Philippine and Chinese authorities said the death toll from the typhoon has risen to at least 69, with dozens more people missing. A resident wades through flood waters after buying food in the Philippines following Typhoon Mangkhut and (right) a church with its steeple torn off and rescuers in inflatable boats as Hurricane Florence wreaked havoc across North Carolina
The Hong Kong Observatory reported Mangkhut was the most powerful cyclone to hit the city since 1979, packing maximum sustained gusts of 121mph.
“Prepare for the worst,” Hong Kong Security Minister John Lee Ka-chiu urged residents.
More than 2.4m people had been evacuated in southern China’s Guangdong province by Sunday evening.
Meanwhile, in the United
States, access has been restored into the city of Wilmington, which had previously been cut off by floods from former Hurricane Florence.
Department of Transportation secretary James Trogdon said there is one major accessible route into the city of nearly 120,000 people. Emergency workers were delivering truckloads of food and water to Wilmington as helicopters and
boats pulled people from homes swamped by swollen rivers.
Flooding worries increased in West Virginia and Virginia, where roads were closed and power outages were on the rise. About 500,000 homes and businesses were in the dark.
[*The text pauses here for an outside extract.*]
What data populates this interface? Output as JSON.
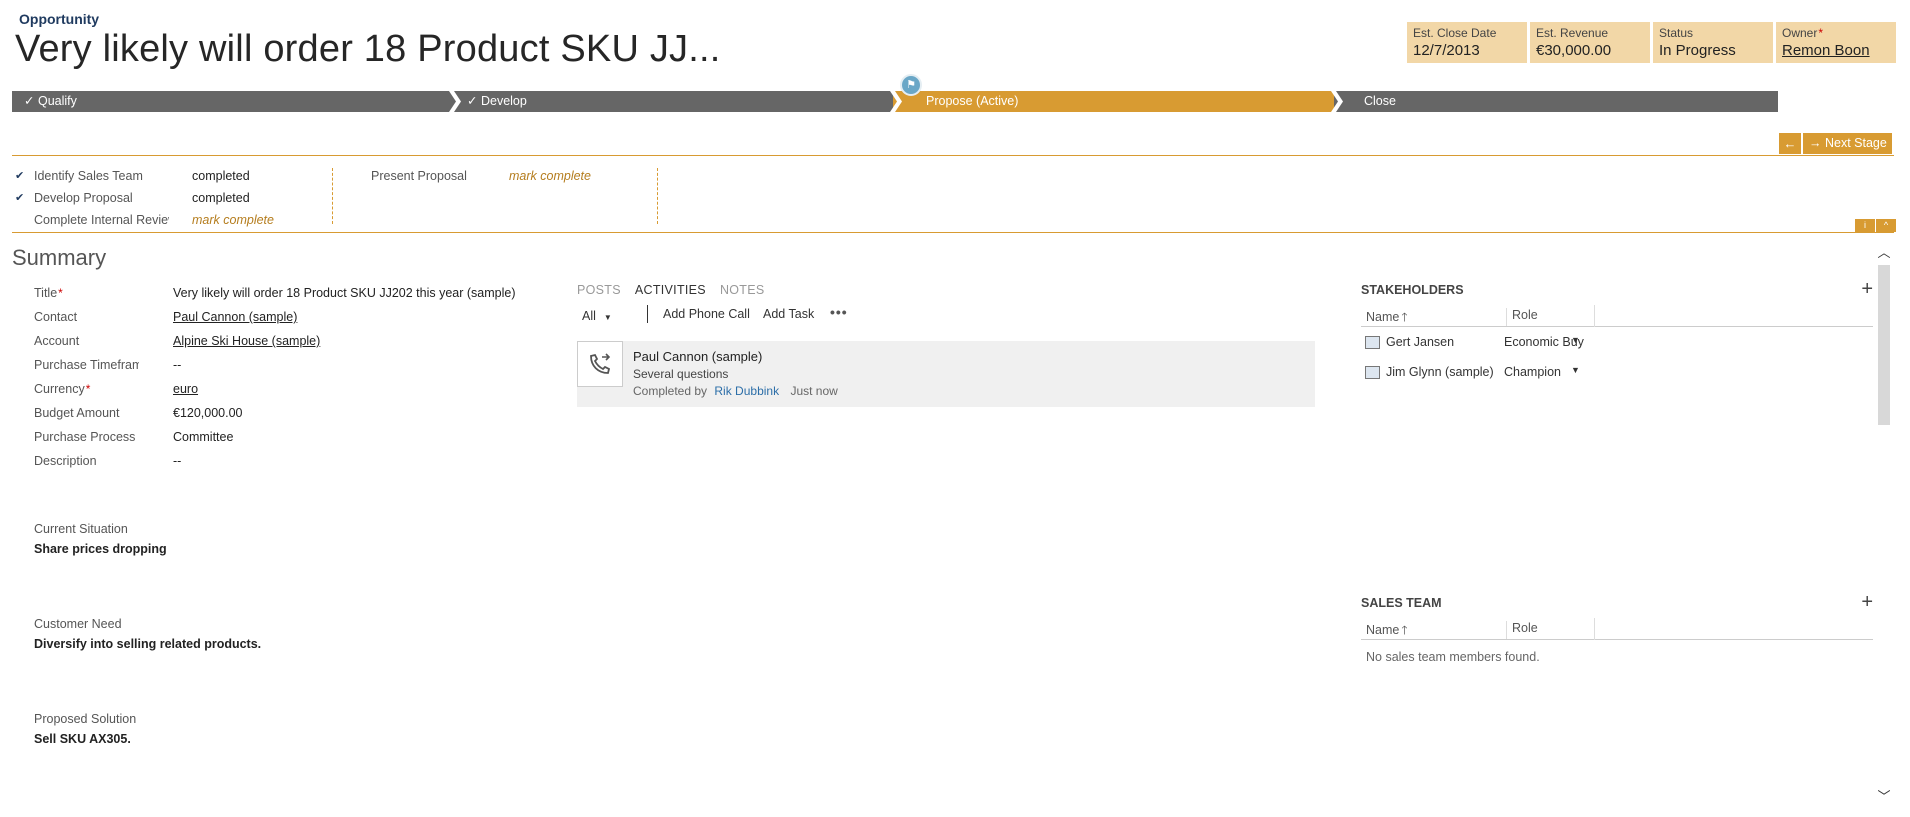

The death toll climbed to 20 as authorities found the body of a one-year-old boy who was swept away after his mother drove into floodwaters and lost her grip
on him while trying to get back to dry land, and an 88-year-old man’s car was swept off a road.
Florence was still massive, despite being downgraded to a tropical depression from a once-fearsome Category 4 hurricane.
Radar images showed parts of the sprawling storm over six states, with North and South Carolina in the eye of the tempest.